В этом, как и во многом другом, Вольтер удовольствовался живым и поверхностным пониманием дела. Пусть читатель вспомнит встречу Вольтера с лодочником на Темзе, который, видя перед собой француза с его вполне характерными признаками благовоспитанности, воспользовался случаем, грубо и крупно ругаясь, заявить, что он «лучше желает быть лодочником в Англии, чем архиепископом во Франции». На следующий день Вольтер, увидя того же лодочника в тюрьме и в цепях, выпрашивающим милостыню у прохожих, спросил, – думает ли он теперь так же, как вчера об архиепископах во Франции. «Ах, сударь, – вскричал тот, – что за подлое наше правительство! Меня взяли силой и заставляют служить на королевском корабле в Норвегии. Они оторвали меня от жены и детей, бросили в тюрьму и, боясь моего бегства, надели до отправки на корабль оковы на мои ноги». Один соотечественник Вольтера признавался, что он почувствовал при этом злобную радость, услышав, что люди, постоянно упрекающие французов за их рабство, сами на деле такие же рабы. Что же касается меня, говорит Вольтер, во мне заговорило более гуманное чувство: я был огорчен тем, что на земле нет свободы[81].

Рассказанный Вольтером случай вполне уместен как комментарий гнусности насильственной вербовки, но, кроме того, здесь, как и вообще у Вольтера, обнаруживается некоторая путаница, смешение двух весьма отличных друг от друга понятий, которые в его время и впоследствии обозначались одним общим названием гражданской свободы. В одном отношении, имеющем, несомненно, громадное значение, гражданская свобода означает понятие только отрицательного характера и предполагает отсутствие в большей или меньшей степени произвольного контроля, вмешательства власти в личную деятельность, домогательства со стороны какой-нибудь организованной группы препятствовать каждому члену общества делать или не делать того, что он считает себя вправе, лишь бы только каждый в свою очередь относился с должным уважением к свободе всех остальных сограждан.

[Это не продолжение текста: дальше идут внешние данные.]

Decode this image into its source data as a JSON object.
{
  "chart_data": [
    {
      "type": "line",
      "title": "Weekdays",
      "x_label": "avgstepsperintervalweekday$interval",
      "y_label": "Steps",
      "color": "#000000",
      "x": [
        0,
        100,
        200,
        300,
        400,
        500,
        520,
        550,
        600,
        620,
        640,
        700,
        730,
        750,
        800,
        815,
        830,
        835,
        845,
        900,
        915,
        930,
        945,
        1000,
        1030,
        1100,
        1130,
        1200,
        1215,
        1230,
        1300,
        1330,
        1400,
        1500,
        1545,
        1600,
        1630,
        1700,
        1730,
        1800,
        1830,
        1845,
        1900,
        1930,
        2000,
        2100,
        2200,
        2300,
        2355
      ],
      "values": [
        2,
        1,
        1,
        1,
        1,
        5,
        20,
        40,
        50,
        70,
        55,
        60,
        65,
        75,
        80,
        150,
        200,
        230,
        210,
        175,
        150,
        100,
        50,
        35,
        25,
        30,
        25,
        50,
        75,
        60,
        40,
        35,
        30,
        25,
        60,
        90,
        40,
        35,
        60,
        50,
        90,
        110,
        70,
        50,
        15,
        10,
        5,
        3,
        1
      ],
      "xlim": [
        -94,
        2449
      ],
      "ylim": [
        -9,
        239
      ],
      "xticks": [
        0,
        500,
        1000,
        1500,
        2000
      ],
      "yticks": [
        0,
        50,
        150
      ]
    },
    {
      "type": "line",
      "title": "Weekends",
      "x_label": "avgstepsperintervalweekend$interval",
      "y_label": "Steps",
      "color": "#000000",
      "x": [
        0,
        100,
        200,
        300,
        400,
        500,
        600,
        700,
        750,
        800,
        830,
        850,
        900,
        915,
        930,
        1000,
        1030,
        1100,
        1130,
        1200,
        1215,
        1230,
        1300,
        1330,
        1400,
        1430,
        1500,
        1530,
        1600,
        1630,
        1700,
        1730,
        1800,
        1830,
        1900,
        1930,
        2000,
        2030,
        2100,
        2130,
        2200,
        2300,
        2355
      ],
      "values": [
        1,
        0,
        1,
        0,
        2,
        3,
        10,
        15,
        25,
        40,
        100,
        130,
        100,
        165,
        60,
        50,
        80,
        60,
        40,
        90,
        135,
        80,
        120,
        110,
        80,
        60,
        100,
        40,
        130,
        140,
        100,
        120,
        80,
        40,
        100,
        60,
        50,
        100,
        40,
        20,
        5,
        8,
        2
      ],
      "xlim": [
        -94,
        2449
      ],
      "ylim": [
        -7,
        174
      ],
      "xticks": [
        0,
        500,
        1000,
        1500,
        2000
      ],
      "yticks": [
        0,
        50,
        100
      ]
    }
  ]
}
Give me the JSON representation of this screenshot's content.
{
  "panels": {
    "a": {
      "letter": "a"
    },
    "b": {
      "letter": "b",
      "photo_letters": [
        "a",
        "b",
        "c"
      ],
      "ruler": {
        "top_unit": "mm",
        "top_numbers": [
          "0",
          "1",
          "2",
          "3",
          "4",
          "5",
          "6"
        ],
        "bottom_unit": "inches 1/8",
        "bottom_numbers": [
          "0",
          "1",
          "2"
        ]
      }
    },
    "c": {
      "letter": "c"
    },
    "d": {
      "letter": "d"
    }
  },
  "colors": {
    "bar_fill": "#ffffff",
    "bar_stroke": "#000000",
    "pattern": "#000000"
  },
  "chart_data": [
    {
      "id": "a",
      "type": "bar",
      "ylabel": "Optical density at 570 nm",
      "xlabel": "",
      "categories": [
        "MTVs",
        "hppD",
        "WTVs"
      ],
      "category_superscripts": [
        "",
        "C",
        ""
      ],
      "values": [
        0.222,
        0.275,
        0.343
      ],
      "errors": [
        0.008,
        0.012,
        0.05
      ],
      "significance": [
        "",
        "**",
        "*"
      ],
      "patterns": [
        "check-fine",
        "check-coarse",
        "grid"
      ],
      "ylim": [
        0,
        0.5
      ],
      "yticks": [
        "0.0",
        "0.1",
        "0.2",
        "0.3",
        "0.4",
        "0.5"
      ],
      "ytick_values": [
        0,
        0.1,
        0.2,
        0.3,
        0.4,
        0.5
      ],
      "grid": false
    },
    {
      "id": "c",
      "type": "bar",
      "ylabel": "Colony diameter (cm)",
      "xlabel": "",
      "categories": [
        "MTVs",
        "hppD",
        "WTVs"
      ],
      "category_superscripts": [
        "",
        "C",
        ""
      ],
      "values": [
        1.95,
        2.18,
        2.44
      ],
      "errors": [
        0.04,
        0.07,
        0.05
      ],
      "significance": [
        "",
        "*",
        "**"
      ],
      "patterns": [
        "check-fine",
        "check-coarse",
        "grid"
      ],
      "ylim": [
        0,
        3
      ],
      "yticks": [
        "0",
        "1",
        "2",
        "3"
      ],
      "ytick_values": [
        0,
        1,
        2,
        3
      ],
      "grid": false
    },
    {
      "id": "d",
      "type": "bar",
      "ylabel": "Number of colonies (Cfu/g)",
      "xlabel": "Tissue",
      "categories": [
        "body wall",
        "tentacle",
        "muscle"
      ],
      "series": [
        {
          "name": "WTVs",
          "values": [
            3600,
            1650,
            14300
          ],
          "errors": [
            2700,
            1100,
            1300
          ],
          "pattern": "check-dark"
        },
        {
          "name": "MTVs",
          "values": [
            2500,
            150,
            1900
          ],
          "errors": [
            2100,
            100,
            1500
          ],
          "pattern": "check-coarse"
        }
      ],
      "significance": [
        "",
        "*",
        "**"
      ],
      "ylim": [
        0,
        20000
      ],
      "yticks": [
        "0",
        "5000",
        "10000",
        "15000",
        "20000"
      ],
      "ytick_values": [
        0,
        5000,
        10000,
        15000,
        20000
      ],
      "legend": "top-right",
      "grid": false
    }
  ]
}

Свободу в этом смысле Вольтер прекрасно понял и оценил так глубоко, как она того заслуживает. Но политическая свобода означает не только невмешательство, но и прямое участие. Если в одном смысле понятие о свободе имеет отрицательный характер и выражает собой доктрину прав, то в другом оно заключает в себе вполне положительное содержание и является священным кодексом обязанностей. Свобода, сделавшая Англию страной, которая так восхитила и вдохновила Вольтера, была в такой же мере свободой первого, сколько и второго рода. Свобода эта проистекает из национального качества англичан, их независимого и неустанного интереса к ведению дел нации теми лицами, которых эти дела наиболее касаются; она проистекает из всеми сознаваемой обязанности иметь определенное мнение относительно тех или других общественных дел, из признания правительствами, что решение общественного мнения есть необходимая санкция для всякой политики, которая вызывает развитие действительных сил государства. Правда, случалось, это общественное участие в общественных делах обнаруживало полное невежество и слепоту, как это и было не раз показано с полной очевидностью, но так или иначе, а в этом общественном участии заключается вся сущность политической свободы.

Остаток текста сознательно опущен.